Reading in HTML data into R from Github
html_url <- getURL("https://raw.githubusercontent.com/mandiemannz/Data-607--Fall-18/master/Bookshtml.html")
#read html table
html_data <- html_url%>%
readHTMLTable() %>%
data.frame()
head(html_data)
## NULL.Title
## 1 Python Crash Course: A Hands-On, Project-Based Introduction to Programming
## 2 R for Data Science: Import, Tidy, Transform, Visualize, and Model Data
## 3 Machine Learning with R
## NULL.Author NULL.Cover.Type NULL.Subject
## 1 Eric Matthes Paperback Programming
## 2 Hadley Wickham and Garrett Grolemund Paperback Programming
## 3 Brett Lantz Paperback Programming
## NULL.Pages
## 1 525
## 2 492
## 3 424
colnames(html_data) <- str_replace(colnames(html_data),"NULL\\.", "")
colnames(html_data) <- str_replace(colnames(html_data),"\\.", " ")
kable(html_data)
| Python Crash Course: A Hands-On, Project-Based Introduction to Programming |
Eric Matthes |
Paperback |
Programming |
525 |
| R for Data Science: Import, Tidy, Transform, Visualize, and Model Data |
Hadley Wickham and Garrett Grolemund |
Paperback |
Programming |
492 |
| Machine Learning with R |
Brett Lantz |
Paperback |
Programming |
424 |
Reading XML data into R from Github
xml_url<-getURL("https://raw.githubusercontent.com/mandiemannz/Data-607--Fall-18/master/booksxml.xml")
xml_data <- xml_url %>%
xmlParse() %>%
xmlToDataFrame()
kable(xml_data)
| Python Crash Course: A Hands-On, Project-Based Introduction to Programming |
Eric Matthes |
525 |
Programming |
paperback |
| R for Data Science: Import, Tidy, Transform, Visualize, and Model Data |
Hadley Wickham and Garrett Grolemund |
492 |
Programming |
paperback |
| Machine Learning with R |
Brett Lantz |
424 |
Programming |
paperback |
Reading JSON data into R from Github
json_data <- getURLContent("https://raw.githubusercontent.com/mandiemannz/Data-607--Fall-18/master/json")
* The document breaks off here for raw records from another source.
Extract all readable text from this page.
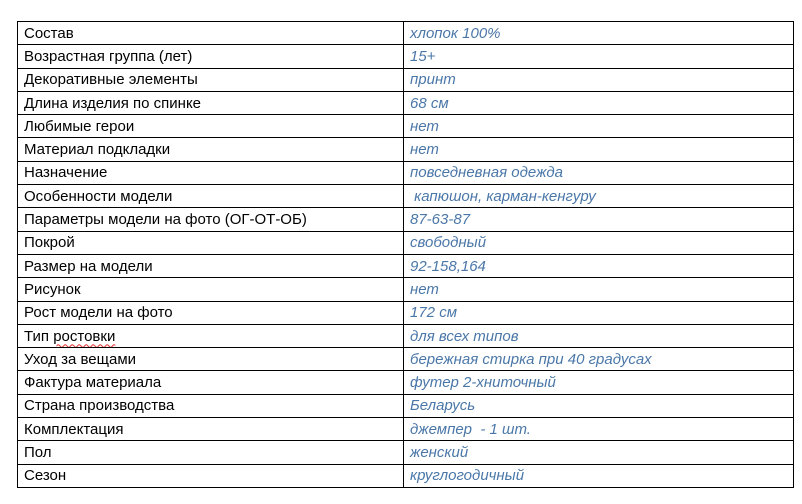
Состав	хлопок 100%
Возрастная группа (лет)	15+
Декоративные элементы	принт
Длина изделия по спинке	68 см
Любимые герои	нет
Материал подкладки	нет
Назначение	повседневная одежда
Особенности модели	капюшон, карман-кенгуру
Параметры модели на фото (ОГ-ОТ-ОБ)	87-63-87
Покрой	свободный
Размер на модели	92-158,164
Рисунок	нет
Рост модели на фото	172 см
Тип ростовки	для всех типов
Уход за вещами	бережная стирка при 40 градусах
Фактура материала	футер 2-хниточный
Страна производства	Беларусь
Комплектация	джемпер  - 1 шт.
Пол	женский
Сезон	круглогодичный
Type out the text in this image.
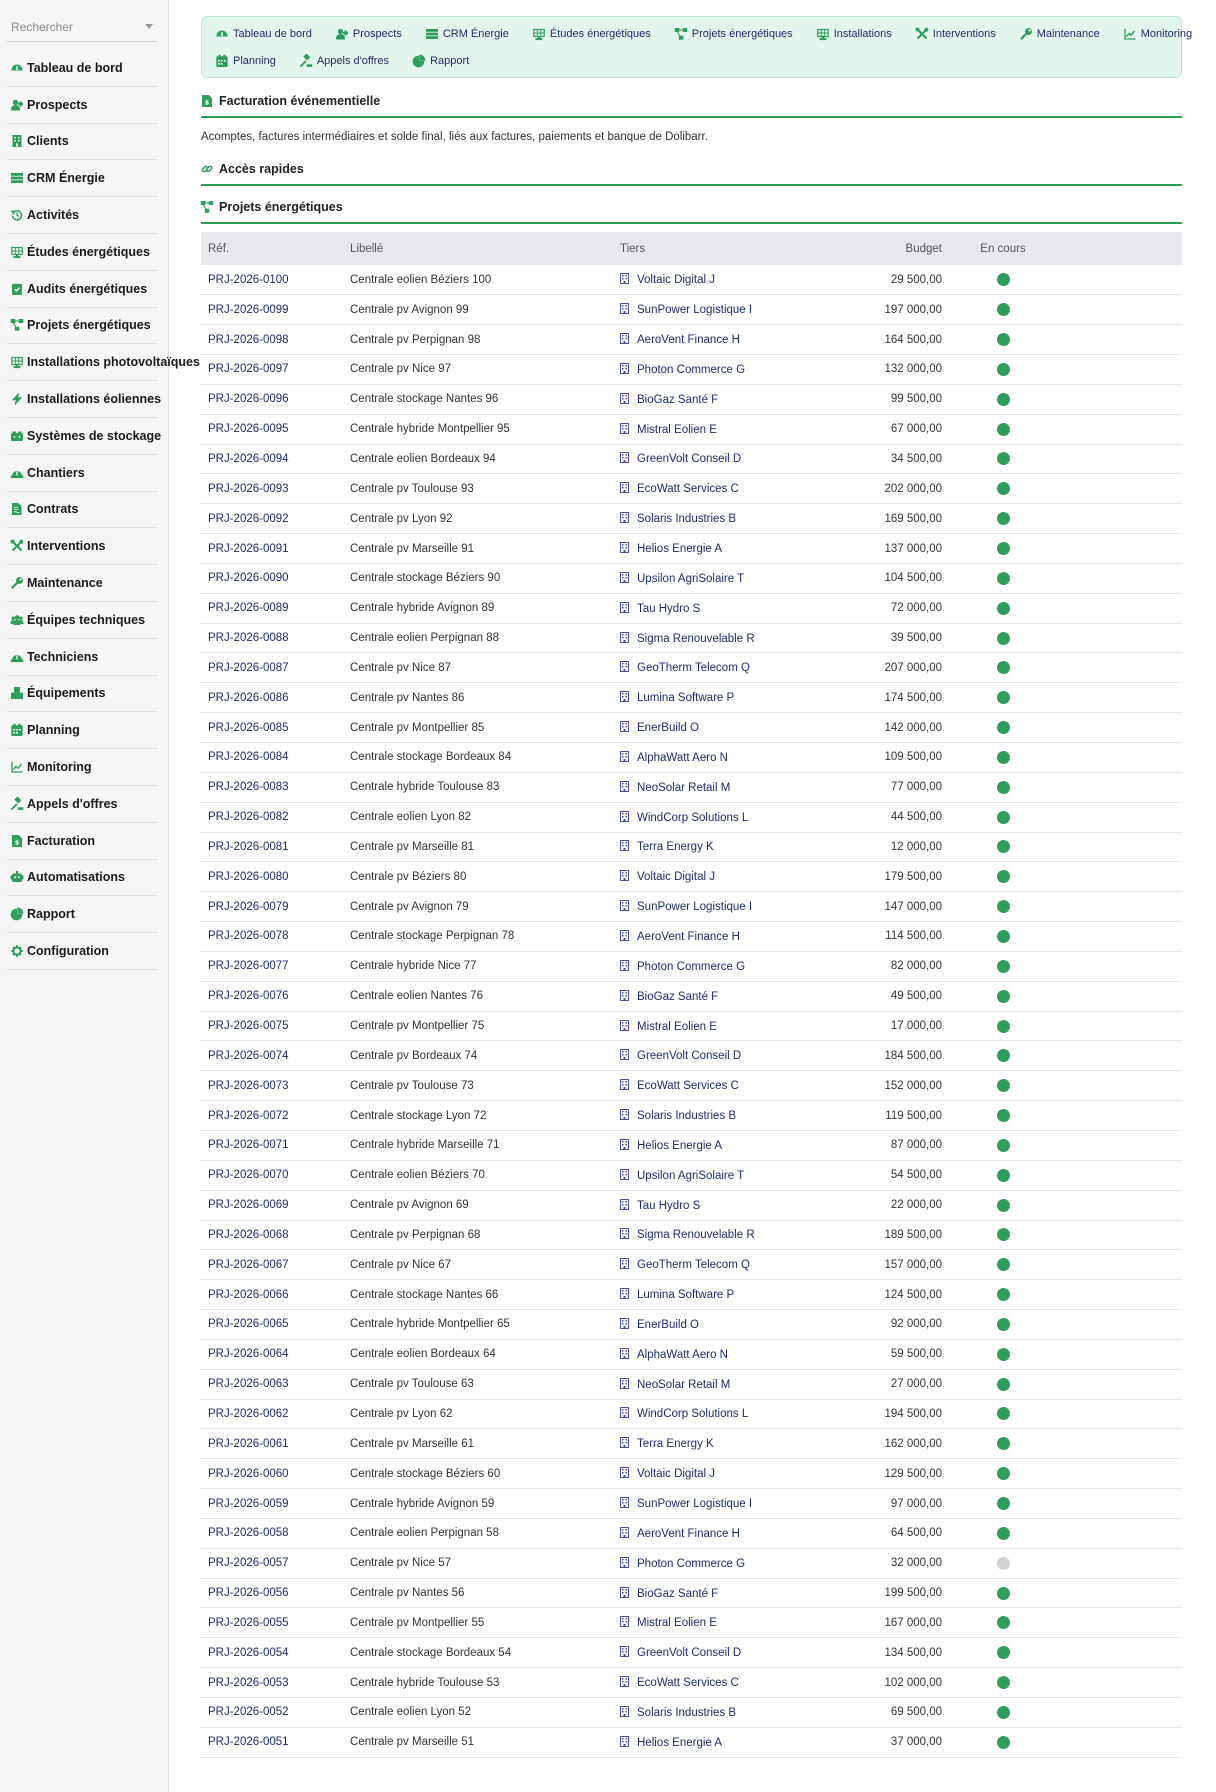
Rechercher
Tableau de bord
Prospects
Clients
CRM Énergie
Activités
Études énergétiques
Audits énergétiques
Projets énergétiques
Installations photovoltaïques
Installations éoliennes
Systèmes de stockage
Chantiers
Contrats
Interventions
Maintenance
Équipes techniques
Techniciens
Équipements
Planning
Monitoring
Appels d'offres
$ Facturation
Automatisations
Rapport
Configuration
Tableau de bord	Prospects	CRM Énergie	Études énergétiques	Projets énergétiques	Installations	Interventions	Maintenance	Monitoring
Planning	Appels d'offres	Rapport
$ Facturation événementielle
Acomptes, factures intermédiaires et solde final, liés aux factures, paiements et banque de Dolibarr.
Accès rapides
Projets énergétiques
Réf.	Libellé	Tiers	Budget	En cours	
PRJ-2026-0100	Centrale eolien Béziers 100	Voltaic Digital J	29 500,00		
PRJ-2026-0099	Centrale pv Avignon 99	SunPower Logistique I	197 000,00		
PRJ-2026-0098	Centrale pv Perpignan 98	AeroVent Finance H	164 500,00		
PRJ-2026-0097	Centrale pv Nice 97	Photon Commerce G	132 000,00		
PRJ-2026-0096	Centrale stockage Nantes 96	BioGaz Santé F	99 500,00		
PRJ-2026-0095	Centrale hybride Montpellier 95	Mistral Eolien E	67 000,00		
PRJ-2026-0094	Centrale eolien Bordeaux 94	GreenVolt Conseil D	34 500,00		
PRJ-2026-0093	Centrale pv Toulouse 93	EcoWatt Services C	202 000,00		
PRJ-2026-0092	Centrale pv Lyon 92	Solaris Industries B	169 500,00		
PRJ-2026-0091	Centrale pv Marseille 91	Helios Energie A	137 000,00		
PRJ-2026-0090	Centrale stockage Béziers 90	Upsilon AgriSolaire T	104 500,00		
PRJ-2026-0089	Centrale hybride Avignon 89	Tau Hydro S	72 000,00		
PRJ-2026-0088	Centrale eolien Perpignan 88	Sigma Renouvelable R	39 500,00		
PRJ-2026-0087	Centrale pv Nice 87	GeoTherm Telecom Q	207 000,00		
PRJ-2026-0086	Centrale pv Nantes 86	Lumina Software P	174 500,00		
PRJ-2026-0085	Centrale pv Montpellier 85	EnerBuild O	142 000,00		
PRJ-2026-0084	Centrale stockage Bordeaux 84	AlphaWatt Aero N	109 500,00		
PRJ-2026-0083	Centrale hybride Toulouse 83	NeoSolar Retail M	77 000,00		
PRJ-2026-0082	Centrale eolien Lyon 82	WindCorp Solutions L	44 500,00		
PRJ-2026-0081	Centrale pv Marseille 81	Terra Energy K	12 000,00		
PRJ-2026-0080	Centrale pv Béziers 80	Voltaic Digital J	179 500,00		
PRJ-2026-0079	Centrale pv Avignon 79	SunPower Logistique I	147 000,00		
PRJ-2026-0078	Centrale stockage Perpignan 78	AeroVent Finance H	114 500,00		
PRJ-2026-0077	Centrale hybride Nice 77	Photon Commerce G	82 000,00		
PRJ-2026-0076	Centrale eolien Nantes 76	BioGaz Santé F	49 500,00		
PRJ-2026-0075	Centrale pv Montpellier 75	Mistral Eolien E	17 000,00		
PRJ-2026-0074	Centrale pv Bordeaux 74	GreenVolt Conseil D	184 500,00		
PRJ-2026-0073	Centrale pv Toulouse 73	EcoWatt Services C	152 000,00		
PRJ-2026-0072	Centrale stockage Lyon 72	Solaris Industries B	119 500,00		
PRJ-2026-0071	Centrale hybride Marseille 71	Helios Energie A	87 000,00		
PRJ-2026-0070	Centrale eolien Béziers 70	Upsilon AgriSolaire T	54 500,00		
PRJ-2026-0069	Centrale pv Avignon 69	Tau Hydro S	22 000,00		
PRJ-2026-0068	Centrale pv Perpignan 68	Sigma Renouvelable R	189 500,00		
PRJ-2026-0067	Centrale pv Nice 67	GeoTherm Telecom Q	157 000,00		
PRJ-2026-0066	Centrale stockage Nantes 66	Lumina Software P	124 500,00		
PRJ-2026-0065	Centrale hybride Montpellier 65	EnerBuild O	92 000,00		
PRJ-2026-0064	Centrale eolien Bordeaux 64	AlphaWatt Aero N	59 500,00		
PRJ-2026-0063	Centrale pv Toulouse 63	NeoSolar Retail M	27 000,00		
PRJ-2026-0062	Centrale pv Lyon 62	WindCorp Solutions L	194 500,00		
PRJ-2026-0061	Centrale pv Marseille 61	Terra Energy K	162 000,00		
PRJ-2026-0060	Centrale stockage Béziers 60	Voltaic Digital J	129 500,00		
PRJ-2026-0059	Centrale hybride Avignon 59	SunPower Logistique I	97 000,00		
PRJ-2026-0058	Centrale eolien Perpignan 58	AeroVent Finance H	64 500,00		
PRJ-2026-0057	Centrale pv Nice 57	Photon Commerce G	32 000,00		
PRJ-2026-0056	Centrale pv Nantes 56	BioGaz Santé F	199 500,00		
PRJ-2026-0055	Centrale pv Montpellier 55	Mistral Eolien E	167 000,00		
PRJ-2026-0054	Centrale stockage Bordeaux 54	GreenVolt Conseil D	134 500,00		
PRJ-2026-0053	Centrale hybride Toulouse 53	EcoWatt Services C	102 000,00		
PRJ-2026-0052	Centrale eolien Lyon 52	Solaris Industries B	69 500,00		
PRJ-2026-0051	Centrale pv Marseille 51	Helios Energie A	37 000,00		
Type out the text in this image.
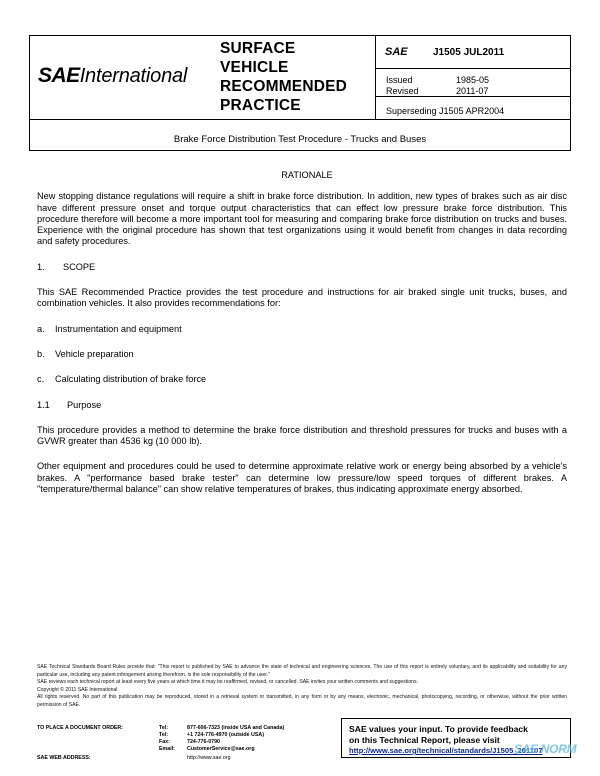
SAEInternational
SURFACE
VEHICLE
RECOMMENDED
PRACTICE
SAE	J1505 JUL2011
Issued	1985-05
Revised	2011-07
Superseding J1505 APR2004
Brake Force Distribution Test Procedure - Trucks and Buses
RATIONALE

New stopping distance regulations will require a shift in brake force distribution. In addition, new types of brakes such as air disc have different pressure onset and torque output characteristics that can effect low pressure brake force distribution. This procedure therefore will become a more important tool for measuring and comparing brake force distribution on trucks and buses. Experience with the original procedure has shown that test organizations using it would benefit from changes in data recording and safety procedures.

1.	SCOPE

This SAE Recommended Practice provides the test procedure and instructions for air braked single unit trucks, buses, and combination vehicles. It also provides recommendations for:

a.	Instrumentation and equipment
b.	Vehicle preparation
c.	Calculating distribution of brake force
1.1	Purpose

This procedure provides a method to determine the brake force distribution and threshold pressures for trucks and buses with a GVWR greater than 4536 kg (10 000 lb).

Other equipment and procedures could be used to determine approximate relative work or energy being absorbed by a vehicle's brakes. A "performance based brake tester" can determine low pressure/low speed torques of different brakes. A "temperature/thermal balance" can show relative temperatures of brakes, thus indicating approximate energy absorbed.

SAE Technical Standards Board Rules provide that: "This report is published by SAE to advance the state of technical and engineering sciences. The use of this report is entirely voluntary, and its applicability and suitability for any particular use, including any patent infringement arising therefrom, is the sole responsibility of the user."

SAE reviews each technical report at least every five years at which time it may be reaffirmed, revised, or cancelled. SAE invites your written comments and suggestions.

Copyright © 2011 SAE International

All rights reserved. No part of this publication may be reproduced, stored in a retrieval system or transmitted, in any form or by any means, electronic, mechanical, photocopying, recording, or otherwise, without the prior written permission of SAE.

TO PLACE A DOCUMENT ORDER:	Tel:	877-606-7323 (inside USA and Canada)
Tel:	+1 724-776-4970 (outside USA)
Fax:	724-776-0790
Email: CustomerService@sae.org
SAE WEB ADDRESS:	http://www.sae.org
SAE values your input. To provide feedback
on this Technical Report, please visit
http://www.sae.org/technical/standards/J1505_201107
SAE NORM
json_data_frame <- fromJSON(json_data)
json_data_frame <- do.call("rbind", lapply(json_data_frame$'books', data.frame, stringsAsFactors = FALSE))
kable(json_data_frame)
| book.title |
Python Crash Course: A Hands-On, Project-Based Introduction to Programming |
R for Data Science: Import, Tidy, Transform, Visualize, and Model Data |
Machine Learning with R |
| book.author |
Eric Matthes |
Hadley Wickham and Garrett Grolemund |
Brett Lantz |
| book.pages |
525 |
492 |
424 |
| book.category |
Programming |
Programming |
Programming |
| book.cover_type |
paperback |
paperback |
paperback |
Conclusion:
The HTML and XML data frames were identical, and the JSON data frame was slightly off. The JSON format separates each book into three different columns.